A prison ship is a seafaring vessel used to transport or house convicts, enemies of the state, or political dissidents. Typically commissioned by countries at war in foreign lands, these ships were a convenient way to restrain undesirable people without the expense of having to establish a permanent facility on land. Prison ships were often repurposed vessels that were previously used by the country’s navy.
Historically, prison ships were popular with Great Britain during the American War for Independence as holding facilities for captured rebel soldiers. Britain also used prison ships to transport convicts to penal colonies located on other continents. The Nazis used floating prisons to hold Jews for transport to concentration camps during World War II, and the Russians used ships called death barges to imprison political dissidents during the Russian Civil War.
The use of a prison ship was often the solution to the problem of what to do with captured enemies while in uncontrolled territory or during times of widespread instability. Prisoners were not sent to floating accommodations with the guarantee of eventual release, good treatment pending trial, or even basic humane living conditions. Many prisoners died of deplorable conditions or were slaughtered by one side or another in the conflict.
This type of imprisonment fell out of favor over the centuries as international standards for basic human rights and the treatment of prisoners during times of war were established. Some jurisdictions, however, will still use a prison ship as an official facility in its penal system. In this sort of circumstance, the ship used is specifically design to humanely house prisoners rather than simply being a repurposed military vessel.

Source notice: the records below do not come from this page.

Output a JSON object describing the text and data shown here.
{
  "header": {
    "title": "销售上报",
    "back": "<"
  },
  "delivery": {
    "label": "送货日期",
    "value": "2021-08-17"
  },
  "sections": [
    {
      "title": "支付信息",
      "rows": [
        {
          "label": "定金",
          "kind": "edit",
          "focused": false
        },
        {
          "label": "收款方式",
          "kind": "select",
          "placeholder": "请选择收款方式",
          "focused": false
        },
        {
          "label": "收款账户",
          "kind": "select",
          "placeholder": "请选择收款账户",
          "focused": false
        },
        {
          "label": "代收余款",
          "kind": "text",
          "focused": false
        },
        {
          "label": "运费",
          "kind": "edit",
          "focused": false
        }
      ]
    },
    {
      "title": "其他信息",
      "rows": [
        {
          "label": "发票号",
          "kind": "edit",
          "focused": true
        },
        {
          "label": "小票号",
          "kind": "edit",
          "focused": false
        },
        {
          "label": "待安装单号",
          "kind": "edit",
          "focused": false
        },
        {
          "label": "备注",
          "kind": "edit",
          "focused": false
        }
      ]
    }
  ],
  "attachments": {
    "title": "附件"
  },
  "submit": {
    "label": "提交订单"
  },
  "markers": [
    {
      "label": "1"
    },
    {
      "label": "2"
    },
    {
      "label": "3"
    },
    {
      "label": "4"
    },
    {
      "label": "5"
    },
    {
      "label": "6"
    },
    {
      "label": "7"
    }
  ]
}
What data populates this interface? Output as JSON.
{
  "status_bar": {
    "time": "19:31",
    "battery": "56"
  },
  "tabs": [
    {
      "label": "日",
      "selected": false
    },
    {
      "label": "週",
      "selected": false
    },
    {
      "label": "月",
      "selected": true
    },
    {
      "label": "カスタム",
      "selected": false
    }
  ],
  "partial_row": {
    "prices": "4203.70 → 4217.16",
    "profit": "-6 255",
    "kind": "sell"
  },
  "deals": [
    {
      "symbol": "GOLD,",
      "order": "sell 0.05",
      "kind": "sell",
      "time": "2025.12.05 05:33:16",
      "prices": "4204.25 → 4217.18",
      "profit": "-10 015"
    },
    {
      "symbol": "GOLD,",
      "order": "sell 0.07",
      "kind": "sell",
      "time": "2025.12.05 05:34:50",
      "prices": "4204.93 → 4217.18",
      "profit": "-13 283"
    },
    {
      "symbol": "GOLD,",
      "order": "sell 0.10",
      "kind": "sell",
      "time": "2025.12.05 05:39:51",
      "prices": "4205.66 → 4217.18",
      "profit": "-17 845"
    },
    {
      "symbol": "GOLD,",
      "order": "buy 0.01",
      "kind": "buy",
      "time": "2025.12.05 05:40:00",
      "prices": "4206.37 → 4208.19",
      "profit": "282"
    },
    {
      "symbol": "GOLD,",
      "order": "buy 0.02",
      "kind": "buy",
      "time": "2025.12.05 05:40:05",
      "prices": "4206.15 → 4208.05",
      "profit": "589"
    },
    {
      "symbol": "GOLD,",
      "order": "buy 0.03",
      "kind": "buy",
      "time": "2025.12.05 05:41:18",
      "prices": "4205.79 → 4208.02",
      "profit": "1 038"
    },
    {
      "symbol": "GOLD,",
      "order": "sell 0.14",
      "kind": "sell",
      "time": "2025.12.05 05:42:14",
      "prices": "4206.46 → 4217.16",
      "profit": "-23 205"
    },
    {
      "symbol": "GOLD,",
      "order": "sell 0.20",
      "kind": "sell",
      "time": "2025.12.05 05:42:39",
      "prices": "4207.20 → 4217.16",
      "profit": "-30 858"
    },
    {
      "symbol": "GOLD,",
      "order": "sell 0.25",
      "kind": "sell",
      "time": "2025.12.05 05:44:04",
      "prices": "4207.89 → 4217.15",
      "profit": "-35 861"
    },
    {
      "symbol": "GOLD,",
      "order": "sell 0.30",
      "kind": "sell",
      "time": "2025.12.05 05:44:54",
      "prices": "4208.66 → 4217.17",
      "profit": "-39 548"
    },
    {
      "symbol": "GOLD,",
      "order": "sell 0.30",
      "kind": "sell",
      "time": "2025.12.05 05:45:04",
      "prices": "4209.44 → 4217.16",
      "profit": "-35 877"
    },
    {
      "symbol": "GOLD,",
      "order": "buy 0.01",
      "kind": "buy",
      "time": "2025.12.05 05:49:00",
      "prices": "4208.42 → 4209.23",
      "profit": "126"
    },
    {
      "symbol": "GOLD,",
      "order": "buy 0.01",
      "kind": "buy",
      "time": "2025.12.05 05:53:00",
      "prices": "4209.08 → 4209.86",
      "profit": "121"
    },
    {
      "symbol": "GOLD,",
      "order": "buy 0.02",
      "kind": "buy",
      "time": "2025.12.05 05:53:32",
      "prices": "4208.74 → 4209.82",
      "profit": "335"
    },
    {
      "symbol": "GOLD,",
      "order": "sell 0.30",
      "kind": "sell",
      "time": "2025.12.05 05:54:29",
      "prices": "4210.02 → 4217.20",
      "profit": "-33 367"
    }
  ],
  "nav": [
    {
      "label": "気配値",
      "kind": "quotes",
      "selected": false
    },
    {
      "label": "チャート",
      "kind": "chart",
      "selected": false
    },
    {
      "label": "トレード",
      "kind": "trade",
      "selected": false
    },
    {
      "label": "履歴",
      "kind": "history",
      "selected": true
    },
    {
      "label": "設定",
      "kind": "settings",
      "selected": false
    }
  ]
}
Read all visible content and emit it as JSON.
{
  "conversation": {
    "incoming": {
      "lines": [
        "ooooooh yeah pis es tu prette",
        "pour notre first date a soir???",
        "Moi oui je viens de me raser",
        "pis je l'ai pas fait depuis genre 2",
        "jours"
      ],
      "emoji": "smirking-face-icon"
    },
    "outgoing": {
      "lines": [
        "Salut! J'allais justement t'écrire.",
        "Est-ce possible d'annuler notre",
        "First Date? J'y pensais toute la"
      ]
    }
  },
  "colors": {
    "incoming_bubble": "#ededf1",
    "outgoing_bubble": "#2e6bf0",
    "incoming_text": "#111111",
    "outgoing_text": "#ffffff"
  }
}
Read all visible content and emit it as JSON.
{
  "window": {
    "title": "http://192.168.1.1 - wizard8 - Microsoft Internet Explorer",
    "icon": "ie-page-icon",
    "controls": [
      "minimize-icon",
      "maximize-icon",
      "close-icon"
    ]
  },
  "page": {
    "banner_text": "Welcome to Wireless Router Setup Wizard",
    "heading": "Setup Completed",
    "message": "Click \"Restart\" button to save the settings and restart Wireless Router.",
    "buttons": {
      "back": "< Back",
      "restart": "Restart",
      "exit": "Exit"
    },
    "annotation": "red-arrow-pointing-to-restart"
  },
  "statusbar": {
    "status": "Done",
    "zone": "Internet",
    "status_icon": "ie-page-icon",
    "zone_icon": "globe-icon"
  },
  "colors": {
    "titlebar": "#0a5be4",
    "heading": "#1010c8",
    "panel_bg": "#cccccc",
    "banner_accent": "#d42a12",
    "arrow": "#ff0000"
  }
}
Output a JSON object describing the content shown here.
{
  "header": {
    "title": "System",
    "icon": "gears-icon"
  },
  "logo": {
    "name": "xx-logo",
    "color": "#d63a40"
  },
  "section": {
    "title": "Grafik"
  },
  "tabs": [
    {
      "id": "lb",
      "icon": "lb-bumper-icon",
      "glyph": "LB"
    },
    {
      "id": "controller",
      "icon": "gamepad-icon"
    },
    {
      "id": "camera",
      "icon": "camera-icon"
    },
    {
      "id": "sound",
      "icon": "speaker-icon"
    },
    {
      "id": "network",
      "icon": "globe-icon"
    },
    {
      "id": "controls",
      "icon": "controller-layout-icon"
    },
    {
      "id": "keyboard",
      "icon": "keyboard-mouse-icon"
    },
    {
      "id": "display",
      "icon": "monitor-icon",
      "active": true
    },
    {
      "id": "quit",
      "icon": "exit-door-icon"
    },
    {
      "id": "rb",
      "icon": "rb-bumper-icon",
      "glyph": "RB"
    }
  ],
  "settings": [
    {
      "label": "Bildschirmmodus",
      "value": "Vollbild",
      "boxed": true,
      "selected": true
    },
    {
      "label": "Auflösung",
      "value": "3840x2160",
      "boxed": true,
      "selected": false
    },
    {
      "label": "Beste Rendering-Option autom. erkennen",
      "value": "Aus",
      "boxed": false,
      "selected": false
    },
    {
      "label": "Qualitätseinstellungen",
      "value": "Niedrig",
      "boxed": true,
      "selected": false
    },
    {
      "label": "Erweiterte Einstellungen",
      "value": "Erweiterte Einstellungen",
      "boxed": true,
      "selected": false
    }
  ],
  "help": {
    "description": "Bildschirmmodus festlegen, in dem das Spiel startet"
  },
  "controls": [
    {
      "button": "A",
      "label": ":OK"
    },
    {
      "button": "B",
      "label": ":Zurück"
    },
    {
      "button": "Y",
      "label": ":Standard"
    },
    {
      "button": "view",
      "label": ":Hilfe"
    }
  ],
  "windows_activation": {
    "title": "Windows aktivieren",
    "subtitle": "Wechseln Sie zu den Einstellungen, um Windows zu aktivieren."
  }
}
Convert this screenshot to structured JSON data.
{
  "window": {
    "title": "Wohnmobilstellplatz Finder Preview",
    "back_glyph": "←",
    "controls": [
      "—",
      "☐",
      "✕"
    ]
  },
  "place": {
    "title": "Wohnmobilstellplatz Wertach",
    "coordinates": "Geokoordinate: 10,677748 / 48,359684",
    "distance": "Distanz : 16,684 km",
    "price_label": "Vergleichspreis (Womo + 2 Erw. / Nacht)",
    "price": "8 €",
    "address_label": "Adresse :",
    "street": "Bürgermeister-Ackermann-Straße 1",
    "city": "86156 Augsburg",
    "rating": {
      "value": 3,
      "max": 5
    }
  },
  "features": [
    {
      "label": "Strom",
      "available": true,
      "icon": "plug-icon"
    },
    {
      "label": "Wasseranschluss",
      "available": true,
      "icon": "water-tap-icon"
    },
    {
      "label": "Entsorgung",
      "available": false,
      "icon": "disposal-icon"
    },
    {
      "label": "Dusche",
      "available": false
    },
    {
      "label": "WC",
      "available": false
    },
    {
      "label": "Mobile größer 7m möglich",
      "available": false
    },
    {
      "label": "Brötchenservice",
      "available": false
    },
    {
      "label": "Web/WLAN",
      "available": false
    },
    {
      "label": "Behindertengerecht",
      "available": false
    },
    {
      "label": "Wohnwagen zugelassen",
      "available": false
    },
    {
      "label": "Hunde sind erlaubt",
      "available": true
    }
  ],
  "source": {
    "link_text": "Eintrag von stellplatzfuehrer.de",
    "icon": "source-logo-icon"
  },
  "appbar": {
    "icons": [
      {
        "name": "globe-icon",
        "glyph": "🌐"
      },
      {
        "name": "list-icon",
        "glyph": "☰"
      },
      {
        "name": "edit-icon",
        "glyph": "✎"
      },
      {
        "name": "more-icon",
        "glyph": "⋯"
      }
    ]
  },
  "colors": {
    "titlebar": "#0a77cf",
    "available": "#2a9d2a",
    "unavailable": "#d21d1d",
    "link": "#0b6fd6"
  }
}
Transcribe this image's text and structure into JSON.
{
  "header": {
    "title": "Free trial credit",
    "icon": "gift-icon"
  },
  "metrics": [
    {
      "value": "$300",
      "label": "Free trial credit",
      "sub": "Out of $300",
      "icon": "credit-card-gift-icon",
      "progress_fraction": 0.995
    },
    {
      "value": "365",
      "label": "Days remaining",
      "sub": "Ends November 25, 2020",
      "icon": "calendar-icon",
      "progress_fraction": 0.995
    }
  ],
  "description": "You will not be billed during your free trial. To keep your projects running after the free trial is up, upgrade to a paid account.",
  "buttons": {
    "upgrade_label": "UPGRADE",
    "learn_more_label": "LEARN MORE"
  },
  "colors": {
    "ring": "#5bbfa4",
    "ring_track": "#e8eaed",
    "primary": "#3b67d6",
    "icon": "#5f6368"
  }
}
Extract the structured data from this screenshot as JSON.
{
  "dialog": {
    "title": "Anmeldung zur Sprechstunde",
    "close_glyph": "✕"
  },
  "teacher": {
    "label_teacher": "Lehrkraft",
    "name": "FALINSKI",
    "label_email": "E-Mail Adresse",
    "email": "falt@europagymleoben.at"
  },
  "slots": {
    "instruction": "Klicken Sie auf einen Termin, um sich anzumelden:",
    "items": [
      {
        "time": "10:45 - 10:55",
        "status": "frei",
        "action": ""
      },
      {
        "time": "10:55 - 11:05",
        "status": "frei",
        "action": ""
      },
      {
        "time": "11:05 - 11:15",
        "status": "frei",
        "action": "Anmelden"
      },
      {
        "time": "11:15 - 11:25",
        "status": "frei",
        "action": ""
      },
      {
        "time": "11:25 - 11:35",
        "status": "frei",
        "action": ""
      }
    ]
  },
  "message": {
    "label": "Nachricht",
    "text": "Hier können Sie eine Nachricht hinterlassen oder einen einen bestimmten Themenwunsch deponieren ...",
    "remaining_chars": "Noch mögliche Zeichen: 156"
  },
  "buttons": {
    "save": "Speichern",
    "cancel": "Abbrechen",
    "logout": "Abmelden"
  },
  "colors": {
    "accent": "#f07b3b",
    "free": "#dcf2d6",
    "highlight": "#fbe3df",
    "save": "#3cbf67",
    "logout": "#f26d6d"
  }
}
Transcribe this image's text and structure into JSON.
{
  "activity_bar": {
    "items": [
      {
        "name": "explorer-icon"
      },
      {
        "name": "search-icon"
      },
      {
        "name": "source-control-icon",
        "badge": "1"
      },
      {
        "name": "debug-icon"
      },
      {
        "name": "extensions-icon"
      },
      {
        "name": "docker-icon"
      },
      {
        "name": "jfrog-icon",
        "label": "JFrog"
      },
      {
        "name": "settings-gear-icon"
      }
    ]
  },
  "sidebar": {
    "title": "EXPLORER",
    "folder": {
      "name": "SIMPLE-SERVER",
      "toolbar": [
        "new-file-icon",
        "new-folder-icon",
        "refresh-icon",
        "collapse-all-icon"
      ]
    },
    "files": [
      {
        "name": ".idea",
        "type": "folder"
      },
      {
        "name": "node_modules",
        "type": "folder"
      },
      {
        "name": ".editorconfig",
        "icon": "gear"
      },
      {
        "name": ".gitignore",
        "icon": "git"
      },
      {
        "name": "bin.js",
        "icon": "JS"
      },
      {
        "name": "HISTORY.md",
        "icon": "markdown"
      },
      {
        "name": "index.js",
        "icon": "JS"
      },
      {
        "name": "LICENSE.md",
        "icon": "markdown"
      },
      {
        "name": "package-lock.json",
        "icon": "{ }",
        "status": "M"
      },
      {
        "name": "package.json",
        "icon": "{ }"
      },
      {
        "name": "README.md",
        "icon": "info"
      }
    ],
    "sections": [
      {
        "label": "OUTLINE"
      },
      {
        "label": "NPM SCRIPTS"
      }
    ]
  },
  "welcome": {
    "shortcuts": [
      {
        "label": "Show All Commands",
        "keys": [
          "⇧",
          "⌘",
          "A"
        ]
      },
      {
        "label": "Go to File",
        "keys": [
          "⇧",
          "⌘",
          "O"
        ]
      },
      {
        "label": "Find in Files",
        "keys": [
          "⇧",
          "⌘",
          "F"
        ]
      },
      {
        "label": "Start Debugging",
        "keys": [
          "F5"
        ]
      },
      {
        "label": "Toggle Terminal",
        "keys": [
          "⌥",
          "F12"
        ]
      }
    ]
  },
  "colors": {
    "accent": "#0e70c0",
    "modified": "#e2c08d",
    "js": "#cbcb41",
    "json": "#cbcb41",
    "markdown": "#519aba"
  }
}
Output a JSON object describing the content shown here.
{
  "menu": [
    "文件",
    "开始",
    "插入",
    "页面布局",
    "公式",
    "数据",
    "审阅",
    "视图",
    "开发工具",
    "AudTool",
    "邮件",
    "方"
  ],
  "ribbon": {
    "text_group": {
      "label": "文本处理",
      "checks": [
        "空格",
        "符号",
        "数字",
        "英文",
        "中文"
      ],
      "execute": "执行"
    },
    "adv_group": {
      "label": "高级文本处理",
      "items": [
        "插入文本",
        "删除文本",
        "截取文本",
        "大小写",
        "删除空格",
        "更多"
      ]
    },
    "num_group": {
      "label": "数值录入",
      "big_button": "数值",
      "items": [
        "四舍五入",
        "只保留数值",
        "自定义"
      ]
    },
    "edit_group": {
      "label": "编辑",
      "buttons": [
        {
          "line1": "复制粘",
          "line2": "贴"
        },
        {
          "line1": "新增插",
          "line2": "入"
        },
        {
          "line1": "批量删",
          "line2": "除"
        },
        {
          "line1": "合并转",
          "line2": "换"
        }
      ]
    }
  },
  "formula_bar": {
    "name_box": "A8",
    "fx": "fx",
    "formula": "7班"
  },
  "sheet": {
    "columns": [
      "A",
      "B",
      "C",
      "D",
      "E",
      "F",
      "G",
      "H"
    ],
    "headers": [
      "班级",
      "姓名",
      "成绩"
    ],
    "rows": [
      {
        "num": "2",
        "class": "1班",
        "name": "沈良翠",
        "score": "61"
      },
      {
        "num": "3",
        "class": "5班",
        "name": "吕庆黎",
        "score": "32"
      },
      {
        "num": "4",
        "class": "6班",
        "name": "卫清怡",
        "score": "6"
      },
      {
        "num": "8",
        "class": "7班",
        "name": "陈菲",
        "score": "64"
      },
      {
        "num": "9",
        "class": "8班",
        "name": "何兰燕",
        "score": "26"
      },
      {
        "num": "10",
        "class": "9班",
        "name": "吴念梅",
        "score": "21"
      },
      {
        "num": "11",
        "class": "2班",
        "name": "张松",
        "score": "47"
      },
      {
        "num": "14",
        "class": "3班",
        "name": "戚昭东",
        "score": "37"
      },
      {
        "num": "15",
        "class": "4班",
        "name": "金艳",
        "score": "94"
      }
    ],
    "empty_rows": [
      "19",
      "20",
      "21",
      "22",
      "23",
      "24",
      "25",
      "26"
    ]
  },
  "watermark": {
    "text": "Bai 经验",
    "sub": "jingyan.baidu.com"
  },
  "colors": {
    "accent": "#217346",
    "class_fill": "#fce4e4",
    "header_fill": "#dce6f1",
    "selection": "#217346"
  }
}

Although it is commonly believed that the horrors of the use of ships to imprison and torture enemies extra-jurisdictionally, on the unaccountable expanse of the high seas, and without the benefit of legal procedure to protect basic human rights is a historical anomaly, the U.S. has been accused by human rights groups of using the practice to hold and transport enemy combatants in the War on Terror. As in wars of the past, a prison ship seems to be the easiest way for the military to handle prisoners while in foreign territory. The U.S. government has denied using ships as floating prisons in the historically notorious sense, however, and it has been proven that prisoners were at least transported by ship to locations outside of their home country.